许友才也轻笑道:“我们刚到此地,与那四人素不相识,他们是他们,我们是我们,我们怎会与他们是同路货色呢?”
秦永智却疑惑地道:“什么是登徒子?”
听到范文聪等四人的话,众人皆不由发噱,那姑娘却仍是冷冷地道:“四位无端在此装傻充楞,是要故意找茬么?”
另一个姑娘娇却笑道:“看他们的模样,并非装傻充楞,而是实实在在的既傻又楞,琳姐不必与他们一般的见识,我们走!”
听到那两个姑娘的话,范文聪说辩驳道:“姑娘此言差矣,在下不敢说精明过人,也算明白事理,出来行走江湖,从不惹事生非!”
林武明接着道:“所以,姑娘对我们的指责,实在是毫无根据。”
许友才亦接着道:“就是,无论对谁,我们皆不会故意找茬,请姑娘放心。”
秦永智却道:“还是这位姑娘有见识!”
刚与范文聪相遇,杜奇尚觉得范文聪说话有理有据,条理清晰,而且对事情的见解极为独到,可此时见他们四人在一起说起话来没完没了,而且似是好歹难分,条理难明,实有胡搅蛮缠、无理取闹之嫌,当下不由笑道:“四位兄台,你们可否少说一点话呢?”
范文聪不解地道:“杜兄的意思是否是指在下等四人的话有些多呢?”
林武明道:“杜兄的意思是在下等四人不应该与两位姑娘说话?”
许友才道:“可是杜兄并未言明在下等四人应该何时说话,如何说话,说什么话呀?”
秦永智道:“哪来那么多废话?杜兄让你们少说,便少说一点。”
范文聪、林武明和许友才三人几乎异口同声地道:“还有你!”
杜奇见范文聪等四人活脱脱似四个活宝,不由顿感头大,苦笑道:“常言道:‘饭可以乱吃,话不能乱说!’所谓祸从口出并不是没有道理,四位兄台皆是聪颖过人之辈,多看看便会明白一切,何须多言?”

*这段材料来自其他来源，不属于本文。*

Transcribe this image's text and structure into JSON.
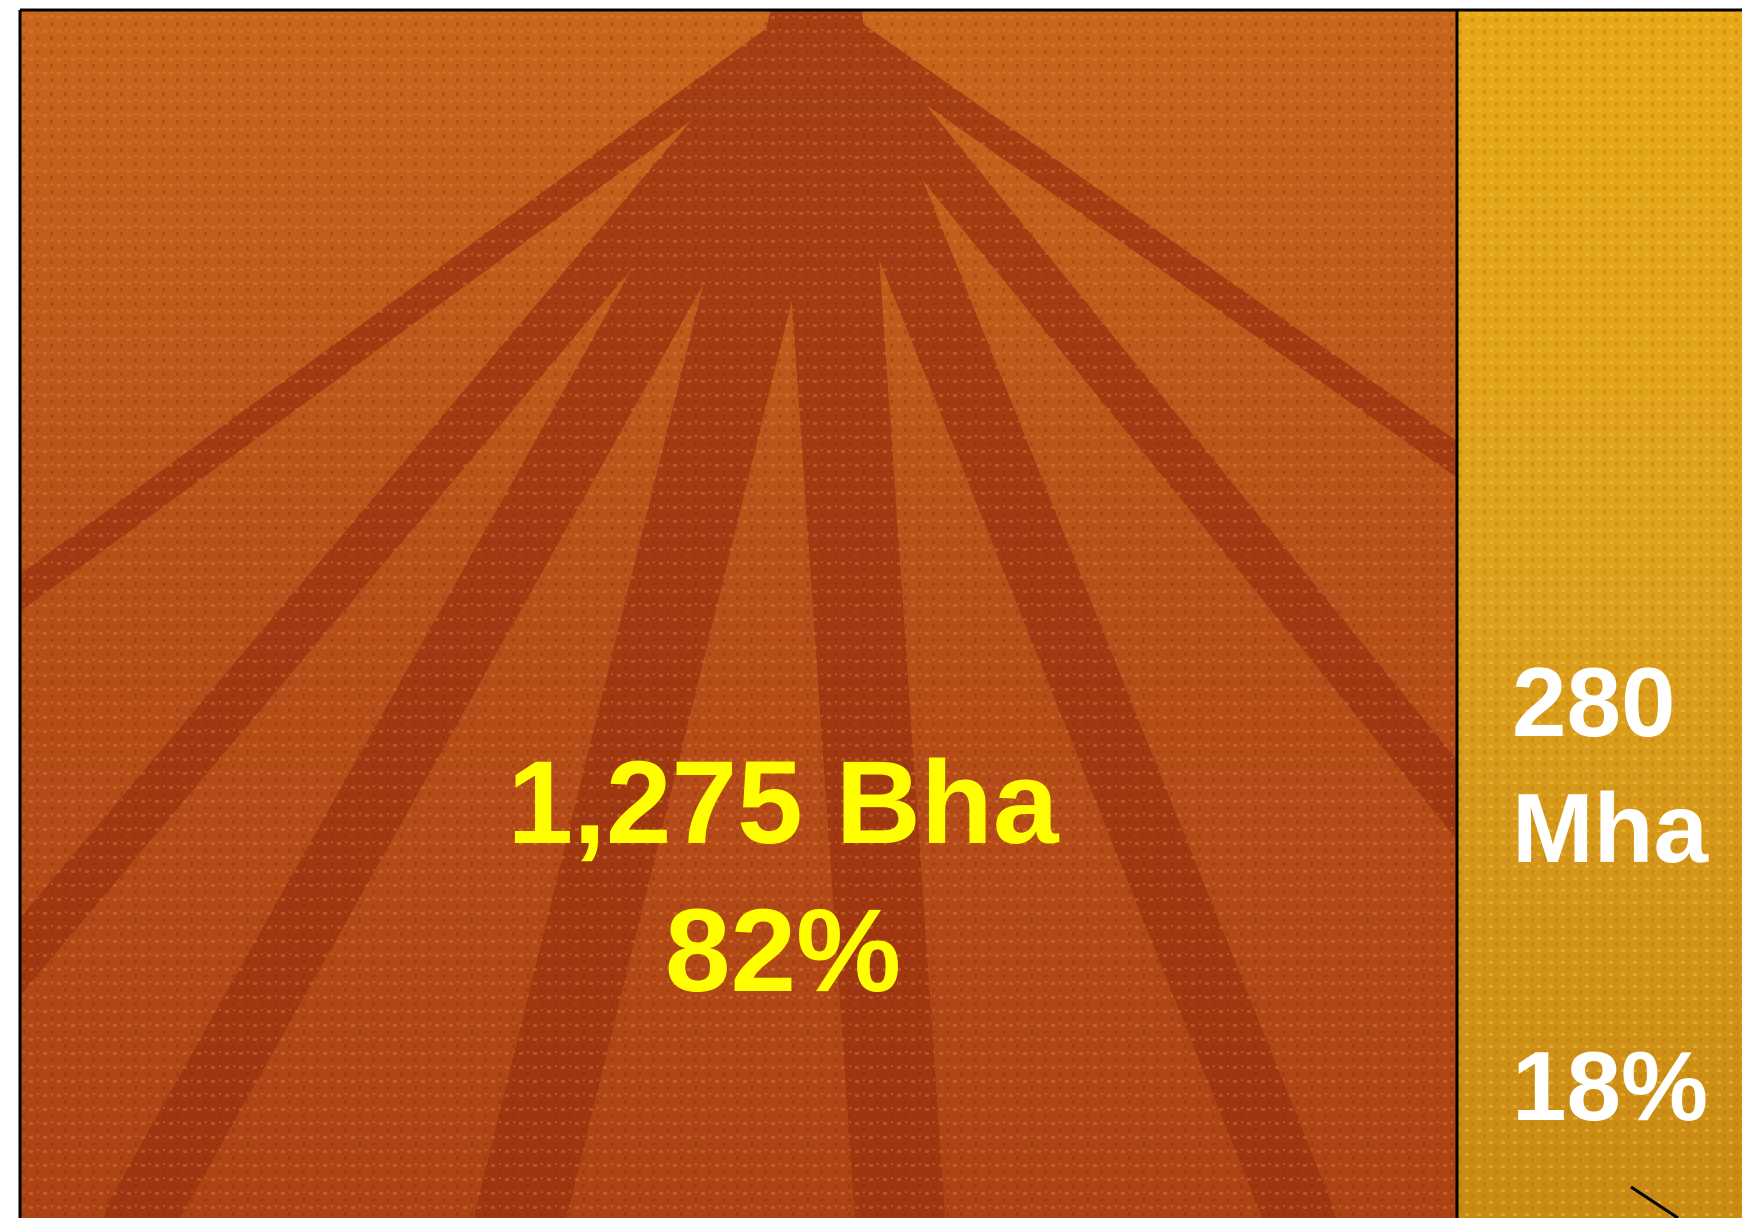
{
  "panels": [
    {
      "amount": "1,275 Bha",
      "share": "82%"
    },
    {
      "amount_number": "280",
      "amount_unit": "Mha",
      "share": "18%"
    }
  ]
}
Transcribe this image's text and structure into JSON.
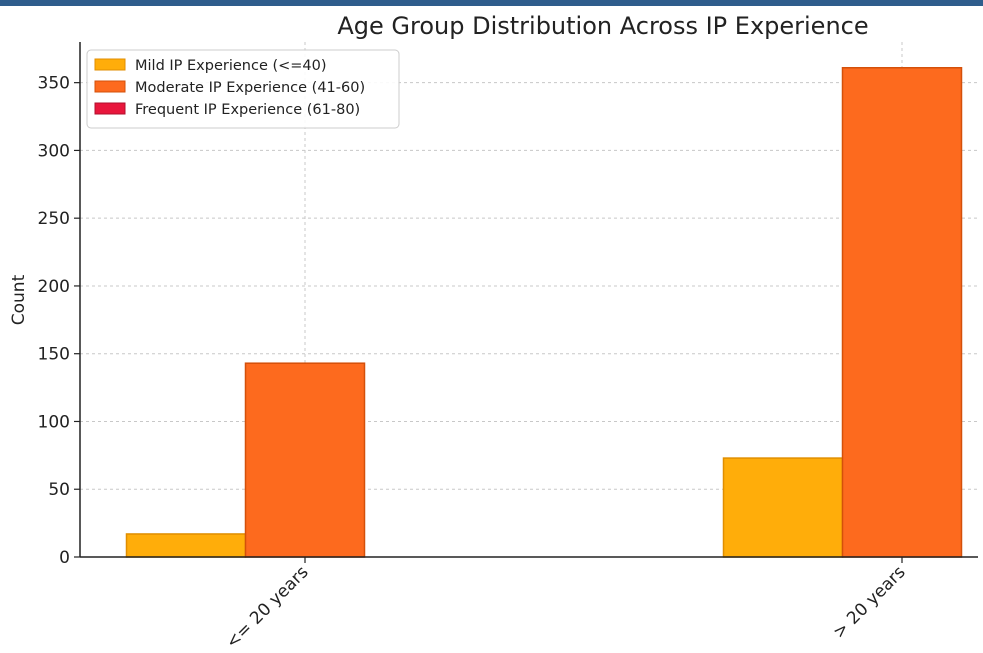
{
  "theme": {
    "top_band_color": "#2f5d8c",
    "axis_color": "#222222",
    "grid_color": "#c8c8c8"
  },
  "chart_data": {
    "type": "bar",
    "title": "Age Group Distribution Across IP Experience",
    "xlabel": "",
    "ylabel": "Count",
    "categories": [
      "<= 20 years",
      "> 20 years"
    ],
    "series": [
      {
        "name": "Mild IP Experience (<=40)",
        "values": [
          17,
          73
        ],
        "color": "#ffad0a",
        "edge": "#e08e00"
      },
      {
        "name": "Moderate IP Experience (41-60)",
        "values": [
          143,
          361
        ],
        "color": "#fd6a1e",
        "edge": "#d4500a"
      },
      {
        "name": "Frequent IP Experience (61-80)",
        "values": [
          0,
          0
        ],
        "color": "#e8163c",
        "edge": "#b00f2c"
      }
    ],
    "ylim": [
      0,
      380
    ],
    "yticks": [
      0,
      50,
      100,
      150,
      200,
      250,
      300,
      350
    ],
    "grid": true,
    "legend_position": "top-left"
  }
}
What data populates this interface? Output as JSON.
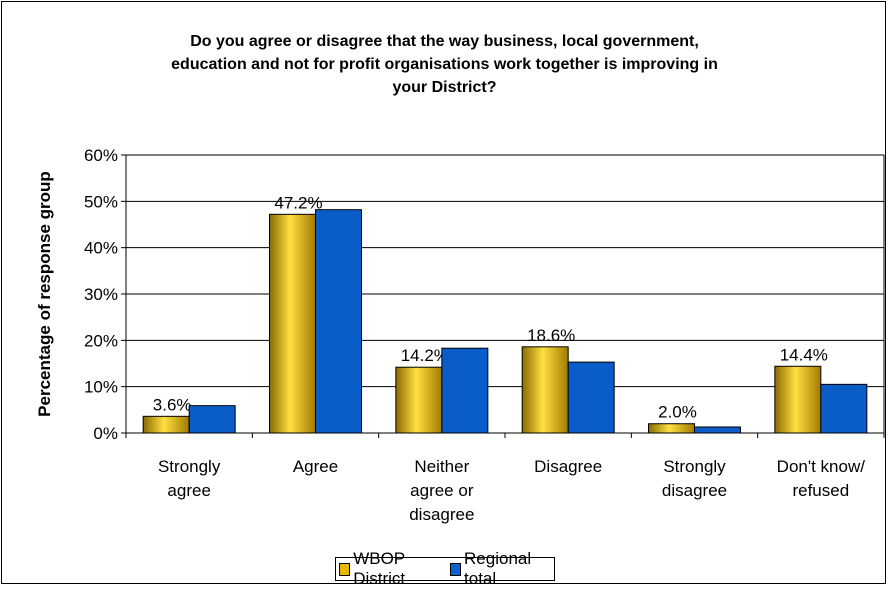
{
  "chart_data": {
    "type": "bar",
    "title_lines": [
      "Do you agree or disagree that the way business, local government,",
      "education and not for profit organisations work together is improving in",
      "your District?"
    ],
    "ylabel": "Percentage of response group",
    "ylim": [
      0,
      60
    ],
    "yticks": [
      "0%",
      "10%",
      "20%",
      "30%",
      "40%",
      "50%",
      "60%"
    ],
    "grid": true,
    "legend_position": "bottom",
    "categories": [
      [
        "Strongly",
        "agree"
      ],
      [
        "Agree"
      ],
      [
        "Neither",
        "agree or",
        "disagree"
      ],
      [
        "Disagree"
      ],
      [
        "Strongly",
        "disagree"
      ],
      [
        "Don't know/",
        "refused"
      ]
    ],
    "series": [
      {
        "name": "WBOP District",
        "color": "#E8B800",
        "values": [
          3.6,
          47.2,
          14.2,
          18.6,
          2.0,
          14.4
        ],
        "data_labels": [
          "3.6%",
          "47.2%",
          "14.2%",
          "18.6%",
          "2.0%",
          "14.4%"
        ]
      },
      {
        "name": "Regional total",
        "color": "#0A64D2",
        "values": [
          5.9,
          48.2,
          18.3,
          15.3,
          1.3,
          10.5
        ]
      }
    ]
  }
}
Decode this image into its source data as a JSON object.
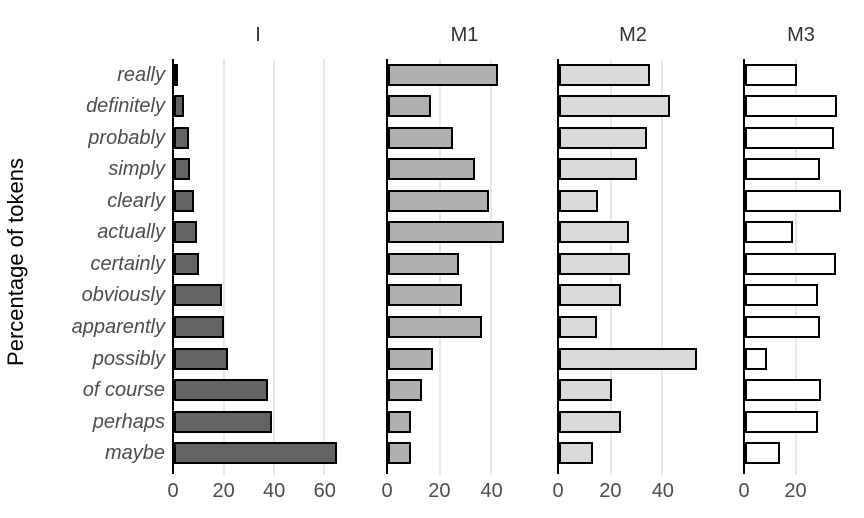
{
  "chart_data": {
    "type": "bar",
    "orientation": "horizontal",
    "title": "",
    "ylabel": "Percentage of tokens",
    "xlabel": "",
    "legend": "none",
    "grid": "vertical-light-gray",
    "categories": [
      "really",
      "definitely",
      "probably",
      "simply",
      "clearly",
      "actually",
      "certainly",
      "obviously",
      "apparently",
      "possibly",
      "of course",
      "perhaps",
      "maybe"
    ],
    "series": [
      {
        "name": "I",
        "fill": "#636363",
        "xlim": [
          0,
          68
        ],
        "xticks": [
          0,
          20,
          40,
          60
        ],
        "values": [
          1.5,
          4,
          6,
          6.5,
          8,
          9,
          10,
          19,
          20,
          21.5,
          37.5,
          39,
          65
        ]
      },
      {
        "name": "M1",
        "fill": "#b0b0b0",
        "xlim": [
          0,
          60
        ],
        "xticks": [
          0,
          20,
          40
        ],
        "values": [
          42.5,
          16.5,
          25,
          33.5,
          39,
          45,
          27.5,
          28.5,
          36.5,
          17.5,
          13,
          9,
          9
        ]
      },
      {
        "name": "M2",
        "fill": "#d9d9d9",
        "xlim": [
          0,
          58
        ],
        "xticks": [
          0,
          20,
          40
        ],
        "values": [
          35,
          43,
          34,
          30,
          15,
          27,
          27.5,
          24,
          14.5,
          53.5,
          20.5,
          24,
          13
        ]
      },
      {
        "name": "M3",
        "fill": "#ffffff",
        "xlim": [
          0,
          45
        ],
        "xticks": [
          0,
          20
        ],
        "values": [
          20.5,
          36.5,
          35,
          29.5,
          38,
          19,
          36,
          29,
          29.5,
          8.5,
          30,
          29,
          14
        ]
      }
    ],
    "colors": {
      "bar_outline": "#000000",
      "gridline": "#e8e8e8",
      "axis_text": "#4d4d4d",
      "panel_title_text": "#333333",
      "y_axis_title_text": "#000000",
      "background": "#ffffff"
    }
  }
}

范文聪道:“杜兄所言极是,在下必定牢记在心,绝不再多言!”
林武明道:“在下一向愚鲁,当不得杜兄如此称赞。”
许友才亦道:“能得杜兄称赞,在下深感荣幸!”
秦永智却道:“在下同意范兄所言!”
众人见范文聪与自己人说话都似有些纠缠不清,皆不由暗自摇头,那两个姑娘也不便再与他们计较,那被另一个姑娘称为琳姐的姑娘对仍躺在地上的那四个壮汉叱道:“仍赖在此,还想讨打不成?”
那四个壮汉闻言如获大赦一般,急忙爬起身来,默然挤出人群,瞬间便已逃远,其中一人似不忿被那两个姑娘折辱,高声叫道:“两个小贱人,竟敢打你洪大爷,有种的就给老子等着,老子定会让你们好看。”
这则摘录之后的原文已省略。